Janos PieperKrach attackiert Bundesregierung: "Sozialkürzungen ohne Konzept sind unfair"
Steffen Krach, SPD-Vorsitzender und Oberbürgermeisterkandidat in Berlin, hat die Bundesregierung aus Union und Sozialdemokraten scharf kritisiert. Er warf den Verantwortlichen vor, bei Sozialleistungen und im Gesundheitswesen pauschal zu sparen – ohne ein klares Konzept. Seine Äußerungen fallen in eine Zeit wachsender Unzufriedenheit in der Bevölkerung angesichts der geplanten Reformen.
Krach beschrieb eine düstere Stimmung unter den Wählerinnen und Wählern, die zunehmend Ängste und Verärgerung äußerten. Die vorgeschlagenen Kürzungen träfen die Berlinerinnen und Berliner besonders hart, betonte er – von Wohngeld über Elterngeld, öffentlichen Nahverkehr und Pflegeleistungen bis hin zur Studienförderung.

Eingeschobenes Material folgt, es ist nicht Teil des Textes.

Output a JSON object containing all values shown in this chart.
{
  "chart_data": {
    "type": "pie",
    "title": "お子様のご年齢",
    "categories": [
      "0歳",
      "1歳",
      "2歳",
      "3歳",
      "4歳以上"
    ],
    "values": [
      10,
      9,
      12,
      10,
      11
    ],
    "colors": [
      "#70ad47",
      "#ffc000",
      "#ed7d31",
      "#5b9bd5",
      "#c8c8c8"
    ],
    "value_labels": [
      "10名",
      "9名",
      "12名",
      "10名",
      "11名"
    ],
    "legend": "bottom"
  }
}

Zudem kritisierte er die mangelnde Kommunikation der Regierung, der es an einer überzeugenden Erklärungsstrategie für die Reformen fehle. Statt täglich neue Sparvorschläge zu diskutieren, forderte Krach die Verantwortlichen auf, endlich ein ausgewogenes und gerechtes Gesamtpaket zu schnüren.
Um die Sorgen der Bürger besser zu verstehen, lud er Kanzler und Minister ein, mit ihm an einem Info-Stand in Berlin ins Gespräch zu kommen. Krach betonte, er ziehe es vor, die Reformen zu verzögern, als halbgar ausgearbeitete Pläne durchzudrücken. Skeptisch zeigte er sich, dass vor der Sommerpause noch eine Einigung gelingen werde.
Krachs Kritik unterstreicht die tiefgreifenden Bedenken hinsichtlich der Fairness und Transparenz der Reformvorhaben. Seine Einladung an die Regierungsspitze spiegelt den Wunsch nach mehr Dialog mit der Bevölkerung wider. Die Debatte über Sparmaßnahmen und ihre Folgen für den Sozialstaat bleibt weiterhin umstritten.